Kentucky’s Got Talent

I am a triple threat. I cannot sing or play any musical instruments, I cannot dance, I cannot act. And every single one of you out there should thank your lucky stars that I am too old to be the next Hannah Montana. (I certainly do.)

My Spouse and In-Laws, on the other hand, are fairly dripping with musical talent.

To give you an idea, this is the first thing you see when you walk through Spouse’s Parents’ front door.

Great Wall of Instruments

Great Wall of Instruments

When they were up at our house for Thanksgiving, Spouse’s parents brought their instruments, and we had quite a good time with the playing and (in my case) the listening. Sheet music was exchanged, and when we had our after-Christmas get-together in Louisville, they reconvened and added in Spouse’s Aunt, Brother, and Sister-in-law. Even without having practiced together (or in some cases, at all), they were sounding darned fine, if I may say so, particularly on “Silent Night” and “Scarborough Fair.”

If I didn’t know that at least one of the parties involved would probably have my head for posting their picture on the internet, I’d upload the videos. But I wish to live a long and happy life, so you’ll have to make do without.

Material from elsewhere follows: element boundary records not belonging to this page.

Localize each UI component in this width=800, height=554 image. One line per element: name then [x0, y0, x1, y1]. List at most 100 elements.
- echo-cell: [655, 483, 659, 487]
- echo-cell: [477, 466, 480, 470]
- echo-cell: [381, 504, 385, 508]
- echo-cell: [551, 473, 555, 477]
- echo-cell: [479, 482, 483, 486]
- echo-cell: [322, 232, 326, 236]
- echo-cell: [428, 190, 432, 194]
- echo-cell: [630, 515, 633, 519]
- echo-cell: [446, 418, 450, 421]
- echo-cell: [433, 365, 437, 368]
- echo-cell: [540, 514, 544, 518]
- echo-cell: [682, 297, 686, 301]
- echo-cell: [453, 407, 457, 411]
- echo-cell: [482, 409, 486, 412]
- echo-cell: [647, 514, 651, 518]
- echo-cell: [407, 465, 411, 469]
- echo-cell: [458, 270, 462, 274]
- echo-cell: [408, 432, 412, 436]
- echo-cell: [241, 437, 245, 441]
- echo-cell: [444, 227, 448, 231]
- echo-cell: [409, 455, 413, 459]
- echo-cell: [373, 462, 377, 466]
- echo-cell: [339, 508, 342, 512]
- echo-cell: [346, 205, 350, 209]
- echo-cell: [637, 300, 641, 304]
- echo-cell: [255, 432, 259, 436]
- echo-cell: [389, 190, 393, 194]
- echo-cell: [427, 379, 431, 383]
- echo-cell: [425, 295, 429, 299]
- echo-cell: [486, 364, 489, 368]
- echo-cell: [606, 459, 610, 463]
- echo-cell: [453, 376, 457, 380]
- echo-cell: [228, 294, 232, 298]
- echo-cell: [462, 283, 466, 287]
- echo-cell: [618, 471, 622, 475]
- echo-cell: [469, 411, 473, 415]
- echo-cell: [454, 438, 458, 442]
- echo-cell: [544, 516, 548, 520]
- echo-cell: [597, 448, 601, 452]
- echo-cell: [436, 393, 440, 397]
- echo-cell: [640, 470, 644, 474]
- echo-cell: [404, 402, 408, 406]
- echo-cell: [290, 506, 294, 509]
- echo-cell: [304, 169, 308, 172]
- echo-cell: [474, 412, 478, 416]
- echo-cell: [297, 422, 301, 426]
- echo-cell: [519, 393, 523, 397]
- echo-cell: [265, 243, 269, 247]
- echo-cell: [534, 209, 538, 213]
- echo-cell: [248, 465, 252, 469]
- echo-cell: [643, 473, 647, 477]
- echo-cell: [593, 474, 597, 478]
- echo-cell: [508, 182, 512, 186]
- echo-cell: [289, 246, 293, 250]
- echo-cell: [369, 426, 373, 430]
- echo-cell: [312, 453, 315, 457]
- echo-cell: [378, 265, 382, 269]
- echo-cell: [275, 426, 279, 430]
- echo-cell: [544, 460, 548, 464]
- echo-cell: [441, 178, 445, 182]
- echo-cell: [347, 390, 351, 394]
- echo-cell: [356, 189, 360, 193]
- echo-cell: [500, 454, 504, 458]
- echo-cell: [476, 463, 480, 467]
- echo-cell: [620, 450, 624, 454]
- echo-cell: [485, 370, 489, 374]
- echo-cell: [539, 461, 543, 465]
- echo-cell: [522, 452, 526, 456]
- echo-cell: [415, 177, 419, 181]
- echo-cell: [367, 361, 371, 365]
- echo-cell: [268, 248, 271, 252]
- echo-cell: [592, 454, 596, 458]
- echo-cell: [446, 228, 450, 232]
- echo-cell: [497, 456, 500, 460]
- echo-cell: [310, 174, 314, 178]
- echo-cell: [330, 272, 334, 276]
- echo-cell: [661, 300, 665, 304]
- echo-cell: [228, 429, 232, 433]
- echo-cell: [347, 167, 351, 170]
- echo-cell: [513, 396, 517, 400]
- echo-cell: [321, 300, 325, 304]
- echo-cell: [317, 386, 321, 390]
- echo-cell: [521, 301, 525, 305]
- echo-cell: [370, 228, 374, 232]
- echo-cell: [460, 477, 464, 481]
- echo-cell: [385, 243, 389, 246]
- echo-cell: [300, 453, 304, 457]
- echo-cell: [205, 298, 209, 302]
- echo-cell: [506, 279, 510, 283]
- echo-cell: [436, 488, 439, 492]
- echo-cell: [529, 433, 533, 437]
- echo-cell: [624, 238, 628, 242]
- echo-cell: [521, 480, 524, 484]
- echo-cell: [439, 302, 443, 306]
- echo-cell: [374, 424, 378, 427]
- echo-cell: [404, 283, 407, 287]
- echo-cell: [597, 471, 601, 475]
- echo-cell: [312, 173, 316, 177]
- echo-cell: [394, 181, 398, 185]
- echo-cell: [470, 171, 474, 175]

Mother-in-law played both the mountain dulcimer, and a teensy bit of autoharp (just long enough for me to get a couple of pictures).

Mountain Dulcimer

Mountain Dulcimer

Autoharp

Autoharp

Father-in-law can play anything he picks up, but last night alternated between hammered dulcimer and what I think is a tin whistle, but I’m so musically ignorant that I’m lucky to have identified the other instruments correctly.

Hammered Dulcimer

Hammered Dulcimer

Whistle?

Whistle?

Spouse’s Aunt brought her bowed psaltery, an instrument that I had not only never seen before but had never even heard of until Thanksgiving, when she mentioned that she’d forgotten hers.

Bowed Psaltery

Bowed Psaltery

Spouse brought his harp, and Brother-in-law took a break from his three-day stretch of making Julia Child’s cassoulet—

The Art of French Cooking, as Mastered by Brother-in-Law

The Art of French Cooking, as Mastered by Brother-in-Law

(for Christmas, he and I both got copies of Julia Child’s Mastering the Art of French Cooking, Vol. 1 from Mother-in-law) and borrowed a guitar.

Harp & Guitar

Harp & Guitar

I’m particularly fond of this picture, because autofocus is a bitch.

Brother-in-law’s wife sang, because she mostly plays woodwinds, her instruments are all on the West Coast, and nobody had any loaners. The pair of them did a great duet on “Folsom Prison Blues”. (Sometimes, you have to go with the songs to which you know the words.)

And the cassoulet rocked, even though I skipped the many and various kinds of red meat and only ate the beans. Definitely worth three days of work…especially when someone else is doing the work.

We also played Wii bowling, of which I have no pictures because discretion is by far the better part of valor. Normally, I don’t like video games, and I’ve never bowled in real life (rental shoes—need I say more?), but it was fun and the company was very, very good.